Attempting to avoid the mistakes made by California regulators, the Public Utilities Commission of Ohio (PUCO) developed a list of the contributing factors to California's problems.  A review of that list suggests how the regulatory structure in California impedes the natural tendency of free markets to meet demand in an efficient manner.


Complex institutional requirements in California make it difficult for buyers and sellers to negotiate direct contracts that would facilitate determination of longer-term requirements. While investor owned utilities buy power on a spot market, the prices paid them by their retail customers are still regulated.  The utilities have a disincentive against meeting demand when demand is high because they are guaranteed a loss. They must pay high costs for electricity that they must resell at a low price.

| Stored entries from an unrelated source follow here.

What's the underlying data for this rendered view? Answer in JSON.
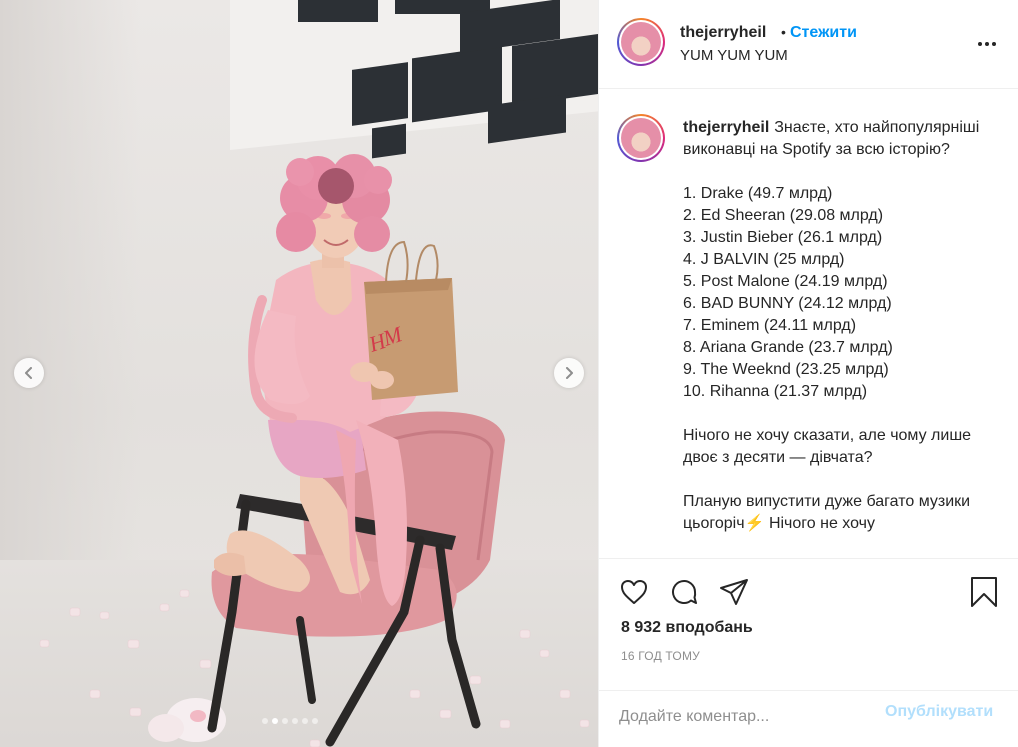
{
  "post": {
    "username": "thejerryheil",
    "dot": "•",
    "follow_label": "Стежити",
    "location": "YUM YUM YUM"
  },
  "caption": {
    "username": "thejerryheil",
    "lines": [
      "Знаєте, хто найпопулярніші виконавці на Spotify за всю історію?",
      "",
      "1. Drake (49.7 млрд)",
      "2. Ed Sheeran (29.08 млрд)",
      "3. Justin Bieber (26.1 млрд)",
      "4. J BALVIN (25 млрд)",
      "5. Post Malone (24.19 млрд)",
      "6. BAD BUNNY (24.12 млрд)",
      "7. Eminem (24.11 млрд)",
      "8. Ariana Grande (23.7 млрд)",
      "9. The Weeknd (23.25 млрд)",
      "10. Rihanna (21.37 млрд)",
      "",
      "Нічого не хочу сказати, але чому лише двоє з десяти — дівчата?",
      "",
      "Планую випустити дуже багато музики цьогоріч⚡ Нічого не хочу"
    ]
  },
  "stats": {
    "likes": "8 932 вподобань",
    "time_ago": "16 ГОД ТОМУ"
  },
  "comment_box": {
    "placeholder": "Додайте коментар...",
    "post_label": "Опублікувати"
  },
  "carousel": {
    "slide_count": 6,
    "active_index": 1
  },
  "colors": {
    "accent": "#0095f6",
    "post_disabled": "#b2dffc",
    "text": "#262626",
    "muted": "#8e8e8e"
  }
}
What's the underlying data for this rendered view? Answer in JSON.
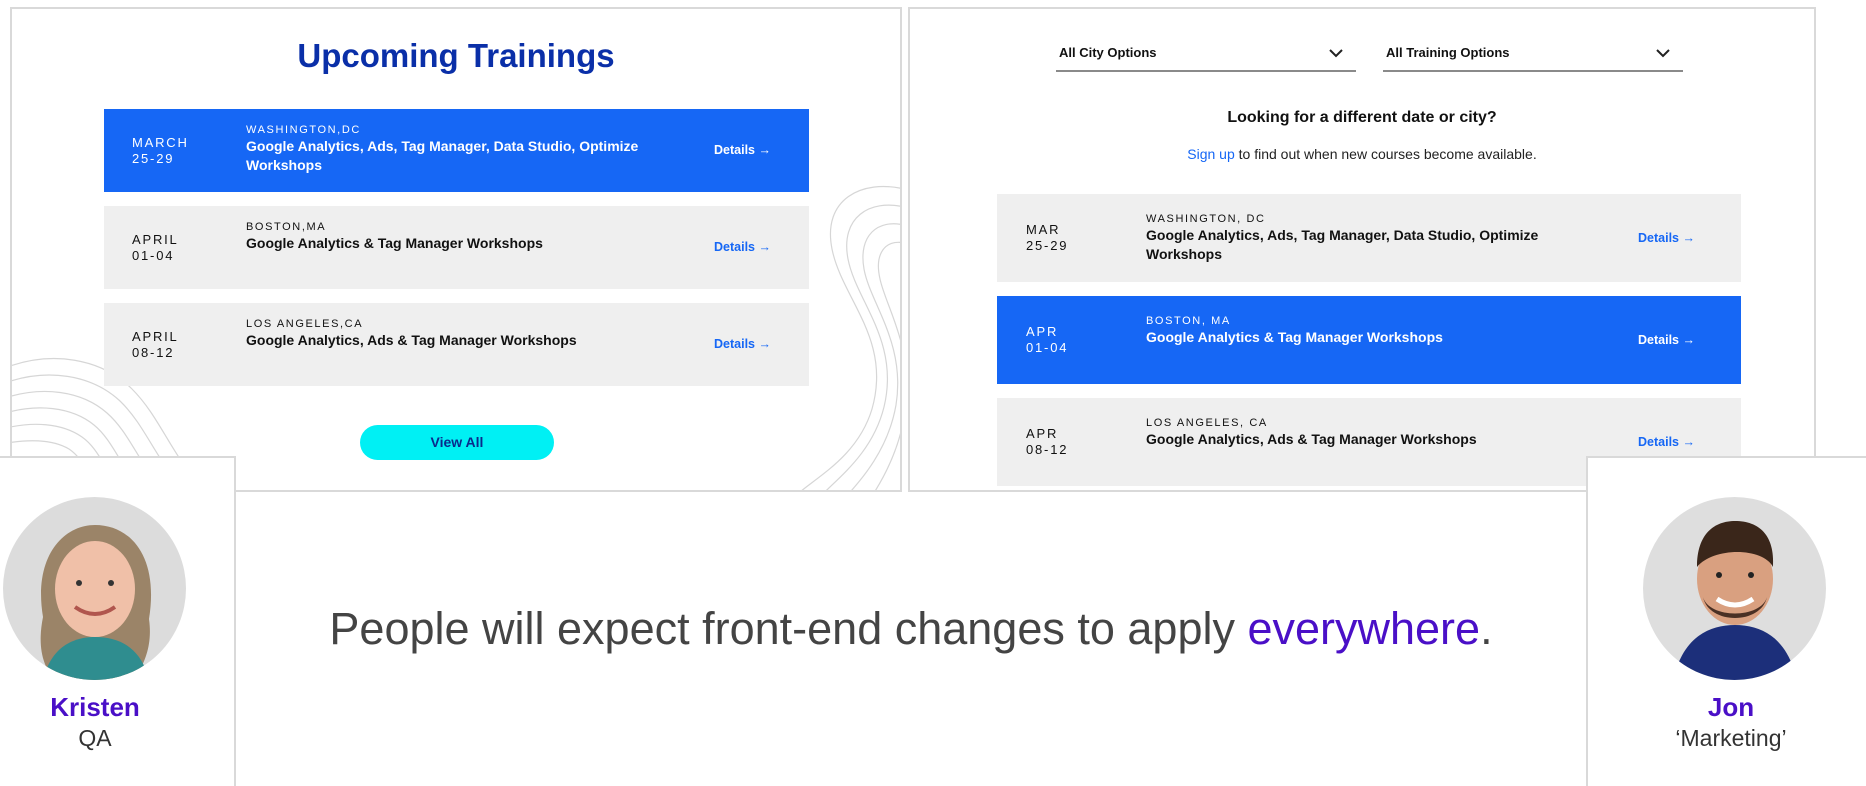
{
  "left_panel": {
    "title": "Upcoming Trainings",
    "rows": [
      {
        "month": "MARCH",
        "days": "25-29",
        "city": "WASHINGTON,DC",
        "course": "Google Analytics, Ads, Tag Manager, Data Studio, Optimize Workshops",
        "details": "Details →",
        "active": true
      },
      {
        "month": "APRIL",
        "days": "01-04",
        "city": "BOSTON,MA",
        "course": "Google Analytics & Tag Manager Workshops",
        "details": "Details →",
        "active": false
      },
      {
        "month": "APRIL",
        "days": "08-12",
        "city": "LOS ANGELES,CA",
        "course": "Google Analytics, Ads & Tag Manager Workshops",
        "details": "Details →",
        "active": false
      }
    ],
    "view_all": "View All"
  },
  "right_panel": {
    "city_select": "All City Options",
    "training_select": "All Training Options",
    "heading": "Looking for a different date or city?",
    "signup_link": "Sign up",
    "signup_rest": " to find out when new courses become available.",
    "rows": [
      {
        "month": "MAR",
        "days": "25-29",
        "city": "WASHINGTON, DC",
        "course": "Google Analytics, Ads, Tag Manager, Data Studio, Optimize Workshops",
        "details": "Details →",
        "active": false
      },
      {
        "month": "APR",
        "days": "01-04",
        "city": "BOSTON, MA",
        "course": "Google Analytics & Tag Manager Workshops",
        "details": "Details →",
        "active": true
      },
      {
        "month": "APR",
        "days": "08-12",
        "city": "LOS ANGELES, CA",
        "course": "Google Analytics, Ads & Tag Manager Workshops",
        "details": "Details →",
        "active": false
      }
    ]
  },
  "people": {
    "left": {
      "name": "Kristen",
      "role": "QA"
    },
    "right": {
      "name": "Jon",
      "role": "‘Marketing’"
    }
  },
  "quote": {
    "before": "People will expect front-end changes to apply ",
    "highlight": "everywhere",
    "after": "."
  },
  "colors": {
    "title_blue": "#0a2fa8",
    "row_active": "#1667f5",
    "row_default": "#efefef",
    "button_cyan": "#00f0f4",
    "accent_purple": "#4a0fc7"
  },
  "icons": [
    "chevron-down-icon",
    "arrow-right-icon"
  ]
}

Further, there were regulatory obstacles to the implementation of price risk management tools that might have allowed them to avoid unexpected changes in the spot market. 


As the Qur'an says, Allah (subhana wa ta`âla) has provided us with abundance.  Shortages are thus the work of human attempts to circumvent the Divine Law.  The regulation of retail prices in California seems to have aggravated the unexpected burst in demand for power there.  Economic actors use prices as a tool for rational calculation of their plans for the future.  Relying on regulated prices is a dangerous game.  If one is told that the regulatory agency assures such-and-such a price, one may increase the planned exploitation of the regulated commodity.  But such a in increase in usage, which would drive the price upward in a free market, encouraging an increased expansion of supply, in a regulated market only leads to shortages.  The PUCO report unambiguously concludes that "price caps in California markets limited the incentive for generators to locate new plants."  Further the "The permitting process for new generation is long and costly and has caused delays in siting new generation facilities.  Almost 17,000 Megawatts of new supply is planned but has not been built."


It is urgent for Muslims to understand the details of what I happening in California for a number of reasons.  An obvious one is that, as in the case of the oil crisis of the 1970's, one can expect to hear–indeed we have already heard–accusations that it is "greedy Muslim oil producers" who are responsible for California's problems.  A more subtle element is that we Muslims who live in America are part of the communities that are wrestling with the issue of utility deregulation.  It is in our interests as consumers to understand the issue and to educate our neighbors that deregulation can help us to get reliable electricity at moderate costs provided that we do not allow the residual regulatory infrastructure to impair the market mechanisms that insure efficient production and rational distribution to be sacrificed to the greed of politically powerful interests or to the mythology that that regulators are better at determining prices that he market forces created by Allah (swt).  It is the duty of Muslims to explain to non-Muslims why just laws lead to prosperity and unjust laws to shortages.  Let human legislators pursue the prevention and punishment of injustice and leave the price-fixing to Allah (swt).





Abdul Azim Islahi 1988.  Economic Concepts of Ibn Taymîyah. (Bradfrd-on-Aon: Islamic Foundation), p. 94, translating Ibn Taymiyyah's quote with reference to Abu Dawud and Tirmidhi.